Workloft
▸ WORKLOFT RESEARCH NOTE №45 · 19 JUNE 2026

The Fleet Reaches Home

Most people connect a home machine so they can reach the cloud. The bigger unlock is the reverse: cloud agents reaching into hardware you own. We made an owned machine our fastest private tier, and here is where that goes.

REG FIT ●●○ · MODERATE · DATA RESIDENCY, UK GDPR ART. 28 PROCESSOR DUTIES

§1The reach runs the other way

When people put a home machine and a cloud server on the same private network, they almost always picture one direction of travel: sit at the home machine, reach out to the powerful box in the cloud. That is the obvious win and it is real. It is also the smaller half of what just became possible for us.
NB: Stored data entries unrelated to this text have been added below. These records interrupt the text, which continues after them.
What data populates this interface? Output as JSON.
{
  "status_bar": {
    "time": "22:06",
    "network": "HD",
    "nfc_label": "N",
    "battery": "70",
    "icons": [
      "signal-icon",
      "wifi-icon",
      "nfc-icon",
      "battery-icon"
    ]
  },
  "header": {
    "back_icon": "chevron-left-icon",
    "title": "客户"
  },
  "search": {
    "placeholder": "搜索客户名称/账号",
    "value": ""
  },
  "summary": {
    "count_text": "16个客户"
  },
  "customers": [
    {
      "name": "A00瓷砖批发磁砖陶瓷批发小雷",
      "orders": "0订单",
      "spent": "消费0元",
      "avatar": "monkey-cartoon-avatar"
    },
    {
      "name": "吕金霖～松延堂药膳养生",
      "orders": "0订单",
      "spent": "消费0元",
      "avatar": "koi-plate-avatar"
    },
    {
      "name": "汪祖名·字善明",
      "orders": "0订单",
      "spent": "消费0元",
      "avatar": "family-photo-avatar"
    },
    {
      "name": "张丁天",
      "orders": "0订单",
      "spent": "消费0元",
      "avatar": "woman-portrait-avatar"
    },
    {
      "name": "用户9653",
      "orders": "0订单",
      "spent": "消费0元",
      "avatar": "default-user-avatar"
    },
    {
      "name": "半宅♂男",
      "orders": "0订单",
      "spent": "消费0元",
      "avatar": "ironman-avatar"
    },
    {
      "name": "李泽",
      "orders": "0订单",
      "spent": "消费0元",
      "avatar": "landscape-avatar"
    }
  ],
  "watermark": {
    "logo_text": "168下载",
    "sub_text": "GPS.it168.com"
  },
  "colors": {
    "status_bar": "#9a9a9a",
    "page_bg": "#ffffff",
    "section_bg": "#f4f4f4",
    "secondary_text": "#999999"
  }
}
The bigger half is the reverse. Our agents do not live on a laptop at home. They live on a server, and that server can now reach into hardware we own. A private mesh network does not just carry us out to the cloud. It lets the cloud fleet quietly use a machine sitting on our own desk as if it were one more node in the rack. Once you see it that way, an ordinary owned computer stops being something you log into and becomes something the fleet can put to work.

§2What we wired, plainly

We took a modest machine we own, one with a capable onboard GPU, and stood up a small open-weight model on it. We then slotted that machine into our model router as the first choice for one specific kind of work: anything tagged private. Our router already had a sovereign tier, a rule that says PII-sensitive jobs must run on a local model and never touch a third-party API. Until now that tier ran on the server's own processor, which is slow because the server has no GPU.
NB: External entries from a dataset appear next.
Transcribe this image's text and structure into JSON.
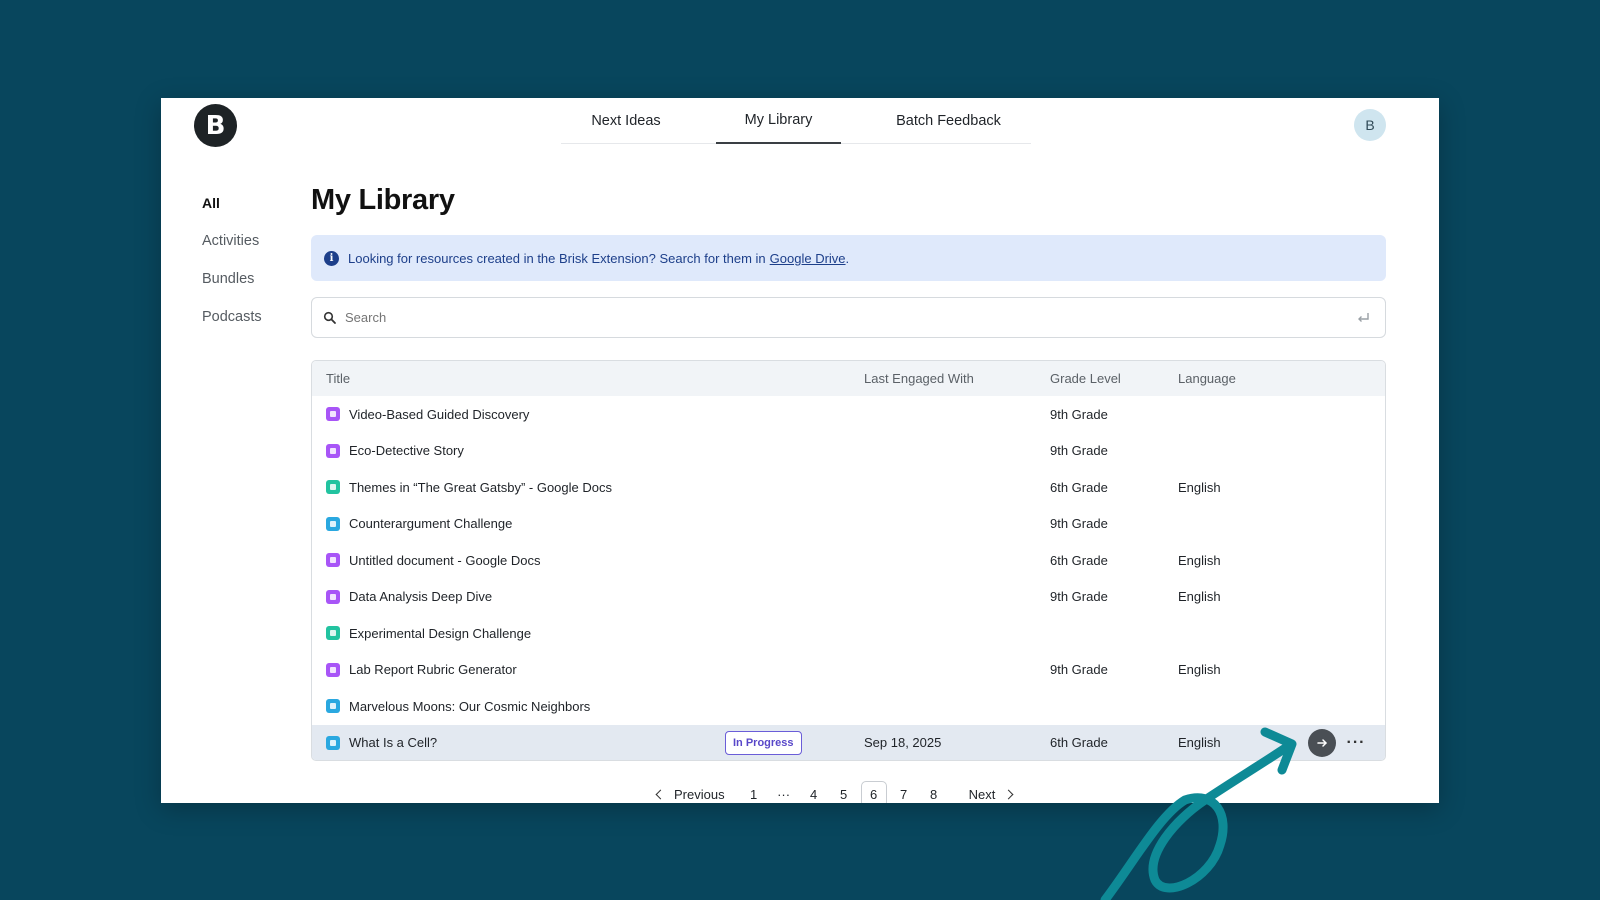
{
  "app": {
    "logo_letter": "B",
    "user_initial": "B"
  },
  "top_nav": {
    "tabs": [
      "Next Ideas",
      "My Library",
      "Batch Feedback"
    ],
    "active": "My Library"
  },
  "side_nav": {
    "items": [
      "All",
      "Activities",
      "Bundles",
      "Podcasts"
    ],
    "active": "All"
  },
  "page": {
    "title": "My Library"
  },
  "banner": {
    "text": "Looking for resources created in the Brisk Extension? Search for them in",
    "link": "Google Drive",
    "suffix": "."
  },
  "search": {
    "placeholder": "Search"
  },
  "table": {
    "headers": {
      "title": "Title",
      "last_engaged": "Last Engaged With",
      "grade": "Grade Level",
      "language": "Language"
    },
    "rows": [
      {
        "title": "Video-Based Guided Discovery",
        "icon": "rocket-icon",
        "icon_color": "#a855f7",
        "status": "",
        "date": "",
        "grade": "9th Grade",
        "language": ""
      },
      {
        "title": "Eco-Detective Story",
        "icon": "rocket-icon",
        "icon_color": "#a855f7",
        "status": "",
        "date": "",
        "grade": "9th Grade",
        "language": ""
      },
      {
        "title": "Themes in “The Great Gatsby” - Google Docs",
        "icon": "lightbulb-icon",
        "icon_color": "#22c3a0",
        "status": "",
        "date": "",
        "grade": "6th Grade",
        "language": "English"
      },
      {
        "title": "Counterargument Challenge",
        "icon": "debate-icon",
        "icon_color": "#2aa8e0",
        "status": "",
        "date": "",
        "grade": "9th Grade",
        "language": ""
      },
      {
        "title": "Untitled document - Google Docs",
        "icon": "music-note-icon",
        "icon_color": "#a855f7",
        "status": "",
        "date": "",
        "grade": "6th Grade",
        "language": "English"
      },
      {
        "title": "Data Analysis Deep Dive",
        "icon": "rocket-icon",
        "icon_color": "#a855f7",
        "status": "",
        "date": "",
        "grade": "9th Grade",
        "language": "English"
      },
      {
        "title": "Experimental Design Challenge",
        "icon": "chat-icon",
        "icon_color": "#22c3a0",
        "status": "",
        "date": "",
        "grade": "",
        "language": ""
      },
      {
        "title": "Lab Report Rubric Generator",
        "icon": "rocket-icon",
        "icon_color": "#a855f7",
        "status": "",
        "date": "",
        "grade": "9th Grade",
        "language": "English"
      },
      {
        "title": "Marvelous Moons: Our Cosmic Neighbors",
        "icon": "headphones-icon",
        "icon_color": "#2aa8e0",
        "status": "",
        "date": "",
        "grade": "",
        "language": ""
      },
      {
        "title": "What Is a Cell?",
        "icon": "slides-icon",
        "icon_color": "#2aa8e0",
        "status": "In Progress",
        "date": "Sep 18, 2025",
        "grade": "6th Grade",
        "language": "English"
      }
    ]
  },
  "pagination": {
    "previous": "Previous",
    "next": "Next",
    "pages": [
      "1",
      "···",
      "4",
      "5",
      "6",
      "7",
      "8"
    ],
    "current": "6"
  },
  "colors": {
    "background": "#08465d",
    "accent_arrow": "#0e8a96",
    "badge": "#5847c9",
    "banner_bg": "#dfe9fb"
  }
}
The owned machine changed the economics of that tier without changing the guarantee. The same private jobs now run on its GPU, several times faster, and the heavy lifting happens off the server entirely, so the server stays lean for the live agents. And we kept the old path as a safety net: if the owned machine is asleep or the mesh drops, the router notices within seconds and falls back to the server's slower local model on its own. No human in the loop, no failed job. Fast and owned when it can be, slow and owned when it must be, never reaching for a cloud API with private data.

§3The honest ceiling

Here is the part a louder version of this story would skip. The machine is small. It can comfortably run a seven-billion-parameter model and no more. That makes it a genuinely useful engine for the dull, high-volume work, classifying a record, pulling fields out of a document, triaging a queue, and a poor one for hard reasoning. We are not claiming we run a frontier model in a cupboard. We run a small, fast, private workhorse for the tasks that suit it, and we route the hard thinking to where the hard thinking belongs.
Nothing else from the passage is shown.